Elaborating on his call for bravery and transparency, he said asset managers “need to show the world that we are serious about creating real change – and be clear about the reasons why”.
“We must be open about our responsible investment objectives next to the financial ones, and about the impact our conviction has on things like stock selection and asset allocation,” he said.
“And we must provide good arguments, anchored in the transition mindset, when we decide that we want to keep a large greenhouse gas emitting business in our portfolios.”
Stoter also said asset managers needed to “show courage” with regard to their engagement with companies.
“We should demonstrate a proactive, objective record on the levers we can use, such as voting, to influence corporate decision-making around climate change. We should move quickly to detail candidly every engagement we make as soon as is practical – our goals, our successes, and our failures too.”
At the same time, asset managers needed to divest from big emitters if they refused to change or proceeded too slowly, he argued.
Engagement deadline
Delivered at the World Climate Summit, billed as the “Investment COP”, Stoter’s speech coincided with AXA IM announcing that it would divest from companies that have a high climate impact but are not taking climate change seriously if they don’t shape up over the years to 2025.
It said it would define a list of such “climate laggards” that are material in its portfolio and engage with them from 2022, “defining clear objectives, monitor actions taken until 2025 and divesting if progress on their net zero path is not substantial”.
Of the capital to be potentially divested from these companies, AXA IM would look to invest it in high impact climate leaders or those with a good carbon reduction track record and/or a formal improvement path with measurable objectives.
It said it would continue to work hard to identify such “transition leaders”.
“Transition laggards”, meanwhile, would continue to be the subject of investment and engagement by the asset manager to encourage them to accelerate changes, “notably through votes at annual general meetings,” AXA IM said.

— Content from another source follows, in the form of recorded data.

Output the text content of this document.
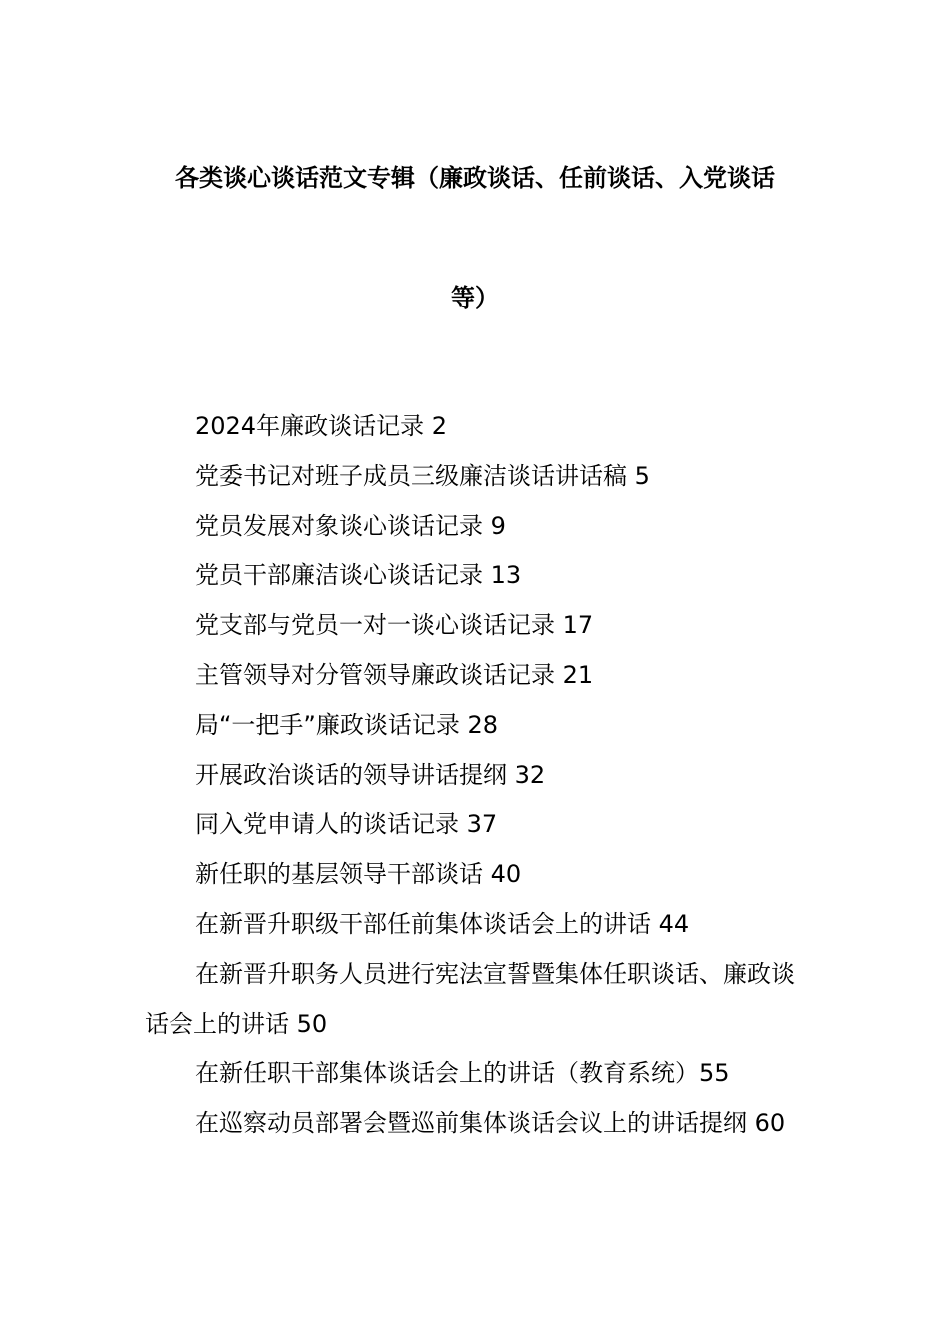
各类谈心谈话范文专辑（廉政谈话、任前谈话、入党谈话
等）
2024年廉政谈话记录 2
党委书记对班子成员三级廉洁谈话讲话稿 5
党员发展对象谈心谈话记录 9
党员干部廉洁谈心谈话记录 13
党支部与党员一对一谈心谈话记录 17
主管领导对分管领导廉政谈话记录 21
局“一把手”廉政谈话记录 28
开展政治谈话的领导讲话提纲 32
同入党申请人的谈话记录 37
新任职的基层领导干部谈话 40
在新晋升职级干部任前集体谈话会上的讲话 44
在新晋升职务人员进行宪法宣誓暨集体任职谈话、廉政谈话会上的讲话 50
在新任职干部集体谈话会上的讲话（教育系统）55
在巡察动员部署会暨巡前集体谈话会议上的讲话提纲 60
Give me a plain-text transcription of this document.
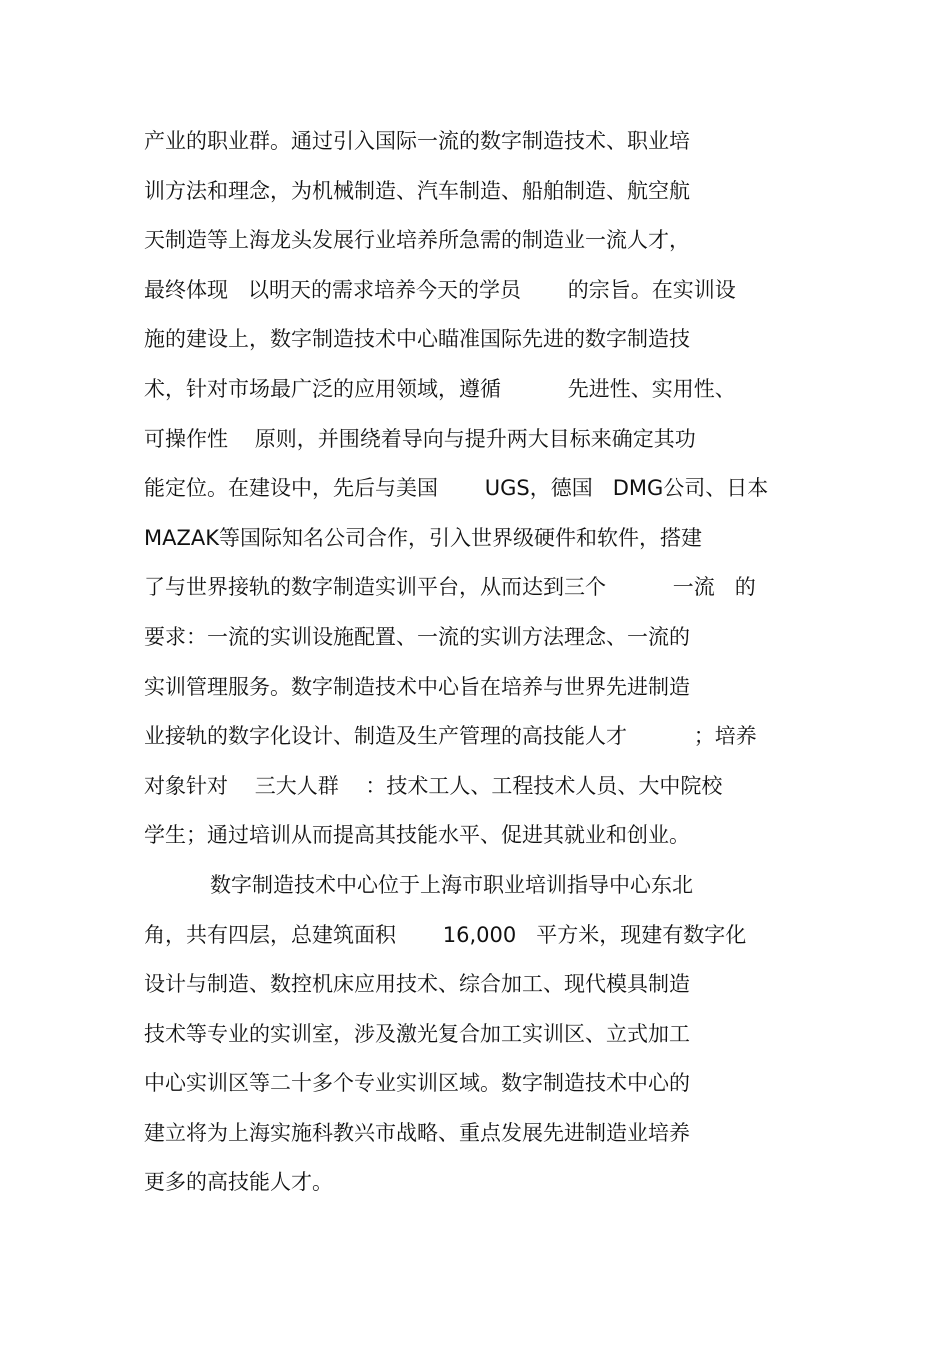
产业的职业群。通过引入国际一流的数字制造技术、职业培
训方法和理念，为机械制造、汽车制造、船舶制造、航空航
天制造等上海龙头发展行业培养所急需的制造业一流人才，
最终体现   以明天的需求培养今天的学员       的宗旨。在实训设
施的建设上，数字制造技术中心瞄准国际先进的数字制造技
术，针对市场最广泛的应用领域，遵循          先进性、实用性、
可操作性    原则，并围绕着导向与提升两大目标来确定其功
能定位。在建设中，先后与美国       UGS，德国   DMG公司、日本
MAZAK等国际知名公司合作，引入世界级硬件和软件，搭建
了与世界接轨的数字制造实训平台，从而达到三个          一流   的
要求：一流的实训设施配置、一流的实训方法理念、一流的
实训管理服务。数字制造技术中心旨在培养与世界先进制造
业接轨的数字化设计、制造及生产管理的高技能人才          ；培养
对象针对    三大人群    ：技术工人、工程技术人员、大中院校
学生；通过培训从而提高其技能水平、促进其就业和创业。
数字制造技术中心位于上海市职业培训指导中心东北
角，共有四层，总建筑面积       16,000   平方米，现建有数字化
设计与制造、数控机床应用技术、综合加工、现代模具制造
技术等专业的实训室，涉及激光复合加工实训区、立式加工
中心实训区等二十多个专业实训区域。数字制造技术中心的
建立将为上海实施科教兴市战略、重点发展先进制造业培养
更多的高技能人才。
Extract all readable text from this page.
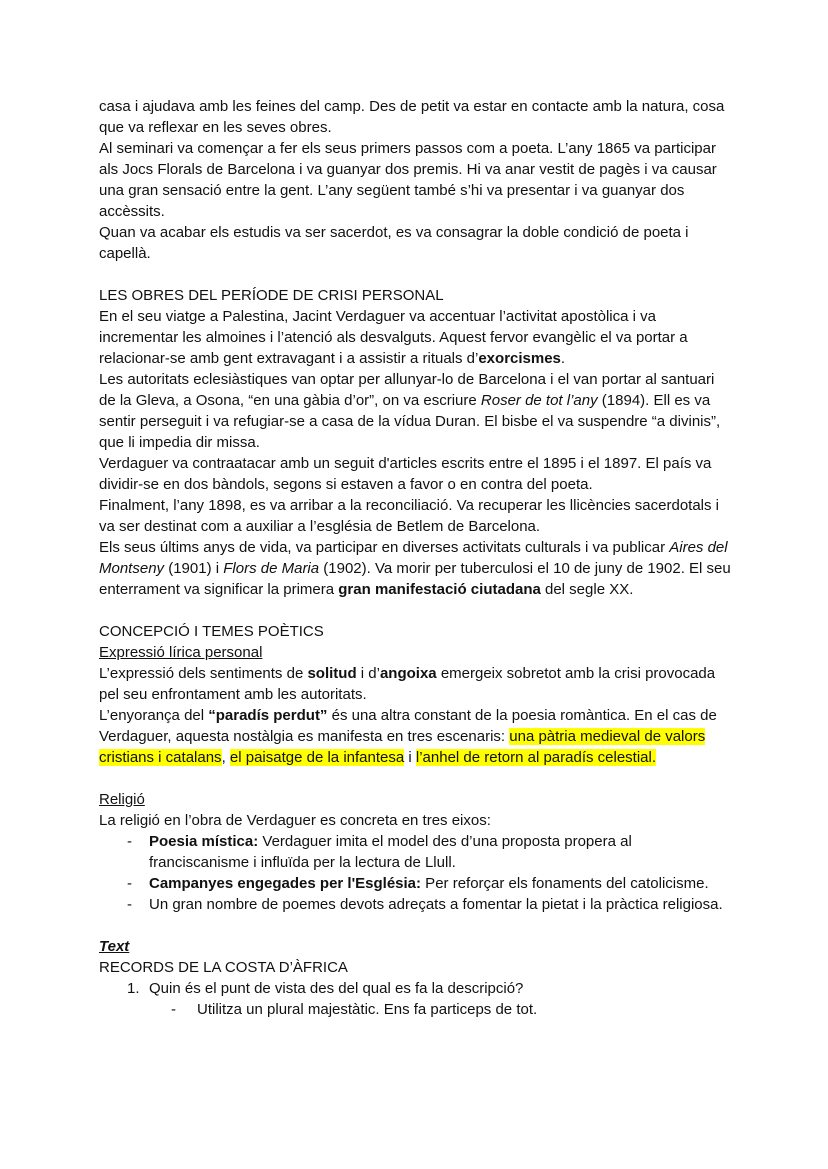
casa i ajudava amb les feines del camp. Des de petit va estar en contacte amb la natura, cosa que va reflexar en les seves obres.
Al seminari va començar a fer els seus primers passos com a poeta. L’any 1865 va participar als Jocs Florals de Barcelona i va guanyar dos premis. Hi va anar vestit de pagès i va causar una gran sensació entre la gent. L’any següent també s’hi va presentar i va guanyar dos accèssits.
Quan va acabar els estudis va ser sacerdot, es va consagrar la doble condició de poeta i capellà.
LES OBRES DEL PERÍODE DE CRISI PERSONAL
En el seu viatge a Palestina, Jacint Verdaguer va accentuar l’activitat apostòlica i va incrementar les almoines i l’atenció als desvalguts. Aquest fervor evangèlic el va portar a relacionar-se amb gent extravagant i a assistir a rituals d’exorcismes.
Les autoritats eclesiàstiques van optar per allunyar-lo de Barcelona i el van portar al santuari de la Gleva, a Osona, “en una gàbia d’or”, on va escriure Roser de tot l’any (1894). Ell es va sentir perseguit i va refugiar-se a casa de la vídua Duran. El bisbe el va suspendre “a divinis”, que li impedia dir missa.
Verdaguer va contraatacar amb un seguit d'articles escrits entre el 1895 i el 1897. El país va dividir-se en dos bàndols, segons si estaven a favor o en contra del poeta.
Finalment, l’any 1898, es va arribar a la reconciliació. Va recuperar les llicències sacerdotals i va ser destinat com a auxiliar a l’església de Betlem de Barcelona.
Els seus últims anys de vida, va participar en diverses activitats culturals i va publicar Aires del Montseny (1901) i Flors de Maria (1902). Va morir per tuberculosi el 10 de juny de 1902. El seu enterrament va significar la primera gran manifestació ciutadana del segle XX.
CONCEPCIÓ I TEMES POÈTICS
Expressió lírica personal
L’expressió dels sentiments de solitud i d’angoixa emergeix sobretot amb la crisi provocada pel seu enfrontament amb les autoritats.
L’enyorança del “paradís perdut” és una altra constant de la poesia romàntica. En el cas de Verdaguer, aquesta nostàlgia es manifesta en tres escenaris: una pàtria medieval de valors cristians i catalans, el paisatge de la infantesa i l’anhel de retorn al paradís celestial.
Religió
La religió en l’obra de Verdaguer es concreta en tres eixos:
-	Poesia mística: Verdaguer imita el model des d’una proposta propera al franciscanisme i influïda per la lectura de Llull.
-	Campanyes engegades per l'Església: Per reforçar els fonaments del catolicisme.
-	Un gran nombre de poemes devots adreçats a fomentar la pietat i la pràctica religiosa.
Text
RECORDS DE LA COSTA D’ÀFRICA
1. Quin és el punt de vista des del qual es fa la descripció?
-	Utilitza un plural majestàtic. Ens fa particeps de tot.
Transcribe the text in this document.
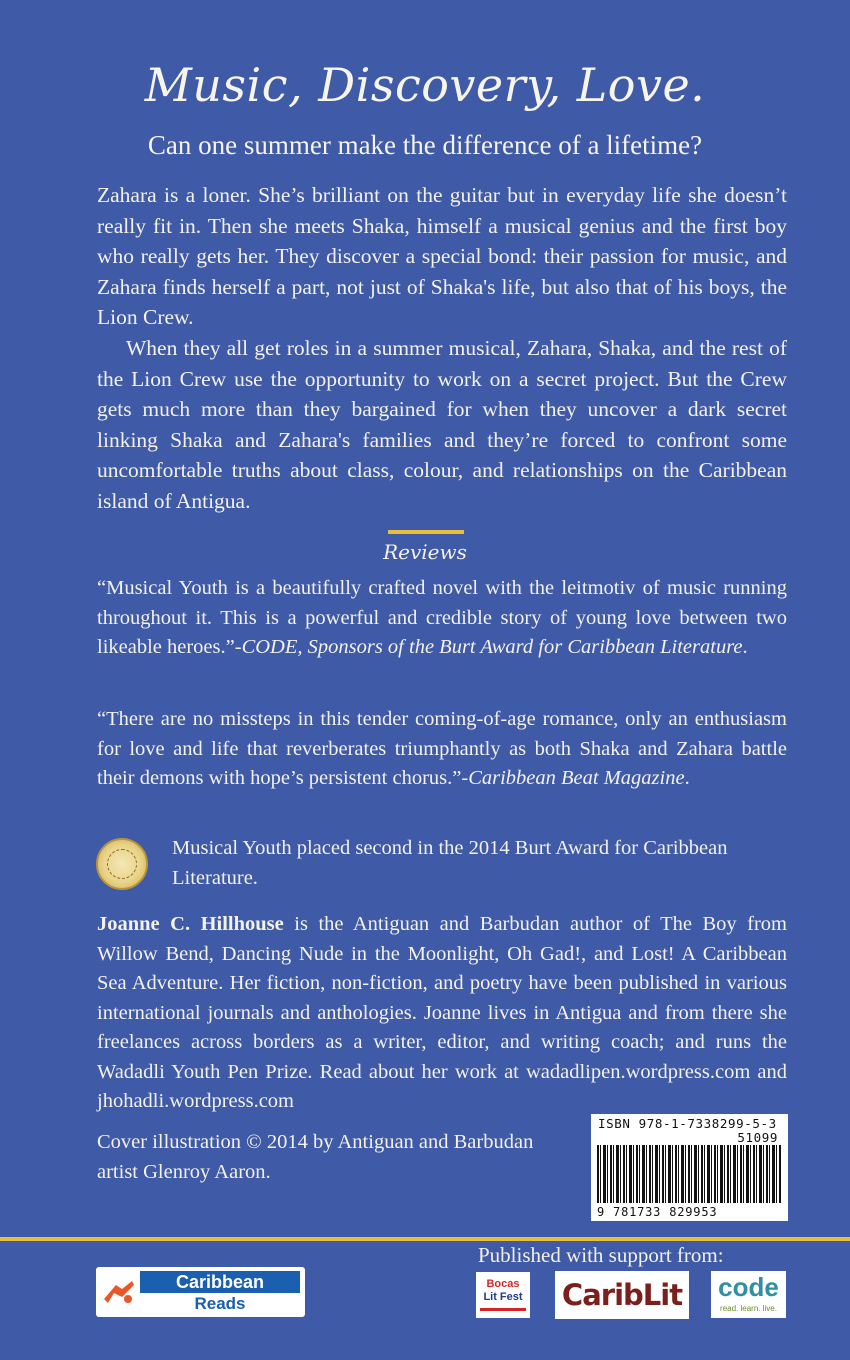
Music, Discovery, Love.
Can one summer make the difference of a lifetime?

Zahara is a loner. She’s brilliant on the guitar but in everyday life she doesn’t really fit in. Then she meets Shaka, himself a musical genius and the first boy who really gets her. They discover a special bond: their passion for music, and Zahara finds herself a part, not just of Shaka's life, but also that of his boys, the Lion Crew.

When they all get roles in a summer musical, Zahara, Shaka, and the rest of the Lion Crew use the opportunity to work on a secret project. But the Crew gets much more than they bargained for when they uncover a dark secret linking Shaka and Zahara's families and they’re forced to confront some uncomfortable truths about class, colour, and relationships on the Caribbean island of Antigua.

Reviews
“Musical Youth is a beautifully crafted novel with the leitmotiv of music running throughout it. This is a powerful and credible story of young love between two likeable heroes.”-CODE, Sponsors of the Burt Award for Caribbean Literature.
“There are no missteps in this tender coming-of-age romance, only an enthusiasm for love and life that reverberates triumphantly as both Shaka and Zahara battle their demons with hope’s persistent chorus.”-Caribbean Beat Magazine.
Musical Youth placed second in the 2014 Burt Award for Caribbean Literature.
Joanne C. Hillhouse is the Antiguan and Barbudan author of The Boy from Willow Bend, Dancing Nude in the Moonlight, Oh Gad!, and Lost! A Caribbean Sea Adventure. Her fiction, non-fiction, and poetry have been published in various international journals and anthologies. Joanne lives in Antigua and from there she freelances across borders as a writer, editor, and writing coach; and runs the Wadadli Youth Pen Prize. Read about her work at wadadlipen.wordpress.com and jhohadli.wordpress.com
Cover illustration © 2014 by Antiguan and Barbudan artist Glenroy Aaron.
ISBN 978-1-7338299-5-3
51099
9 781733 829953
Published with support from:
Caribbean
Reads
Bocas
Lit Fest CaribLit code
read. learn. live.
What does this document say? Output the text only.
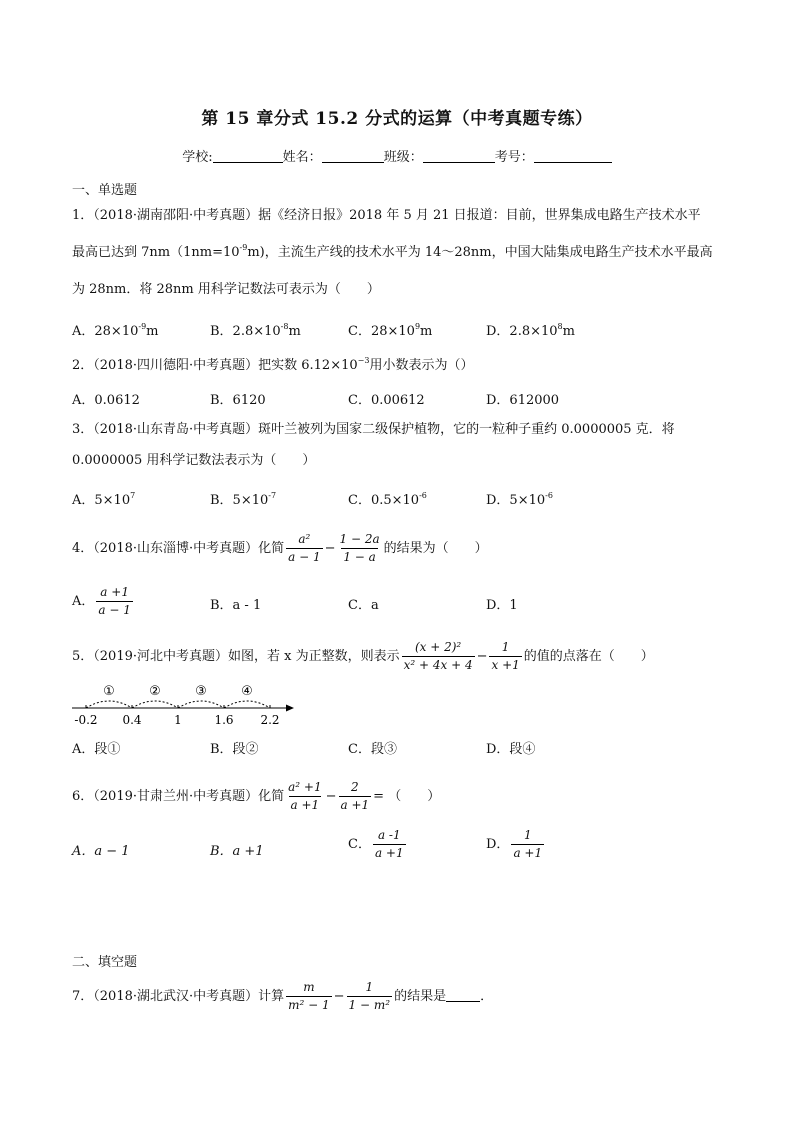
第 15 章分式 15.2 分式的运算（中考真题专练）
学校:	姓名：	班级：	考号：
一、单选题
1．（2018·湖南邵阳·中考真题）据《经济日报》2018 年 5 月 21 日报道：目前，世界集成电路生产技术水平
最高已达到 $7nm(1nm=10^{-9}m)$，主流生产线的技术水平为 14～28nm，中国大陆集成电路生产技术水平最高
为 28nm．将 28nm 用科学记数法可表示为（　　）
A．$28\times 10^{-9}m$	B．$2.8\times 10^{-8}m$	C．$28\times 10^9m$	D．$2.8\times 10^8m$
2．（2018·四川德阳·中考真题）把实数 $6.12\times 10^{-3}$用小数表示为（）
A．0.0612	B．6120	C．0.00612	D．612000
3．（2018·山东青岛·中考真题）斑叶兰被列为国家二级保护植物，它的一粒种子重约 0.0000005 克．将
0.0000005 用科学记数法表示为（　　）
A．$5\times 10^7$	B．$5\times 10^{-7}$	C．$0.5\times 10^{-6}$	D．$5\times 10^{-6}$
4．（2018·山东淄博·中考真题）化简 $\frac{\text{a²}}{a - 1} - \frac{1 - 2a}{1 - a}$ 的结果为（　　）
A． $\frac{a +1}{a - 1}$	B．a - 1	C．a	D．1
5．（2019·河北中考真题）如图，若 x 为正整数，则表示 $\frac{\text{(x + 2)²}}{\text{x² + 4x + 4}} - \frac{1}{x +1}$ 的值的点落在（　　）
-0.2 0.4	1	1.6 2.2
①	②	③	④
A．段①	B．段②	C．段③	D．段④
6．（2019·甘肃兰州·中考真题）化简 $\frac{\text{a² +1}}{a +1} - \frac{2}{a +1}$ = （　　）
A．a − 1	B．a +1	C． $\frac{a -1}{a +1}$	D． $\frac{1}{a +1}$
二、填空题
7．（2018·湖北武汉·中考真题）计算 $\frac{m}{\text{m² − 1}} - \frac{1}{\text{1 − m²}}$ 的结果是	．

The asset manager also announced new oil and gas exclusions. It said it was adding an absolute exclusion threshold for oil sands, ditching companies that derive more than 10% of production from the Arctic region, and excluding small companies with more than 30% exposure to shale/fracking.
Holdings in oil and gas companies that remained in scope would be sold after three years if insufficient progress has been made against clear objectives, AXA IM said. Although the aforementioned climate laggards category will likely include energy companies, the scope is broader.
In a statement, Marco Morelli, executive chair of AXA IM, said “the road to net zero is all about transition”.
“We must give companies the time to adjust but we must also adopt a no-compromise approach with investee companies that don’t take climate change seriously.”
NGO Reclaim Finance welcomed that AXA IM’s engagement with climate laggards would now be time-bound, but said three years was too long. The new exclusion criteria for unconventional oil and gas were a step forward, it said, although details were “hazy”.
It called for the asset manager to exclude companies opening new oil and gas fields, citing the International Energy Agency’s net-zero by 2050 roadmap.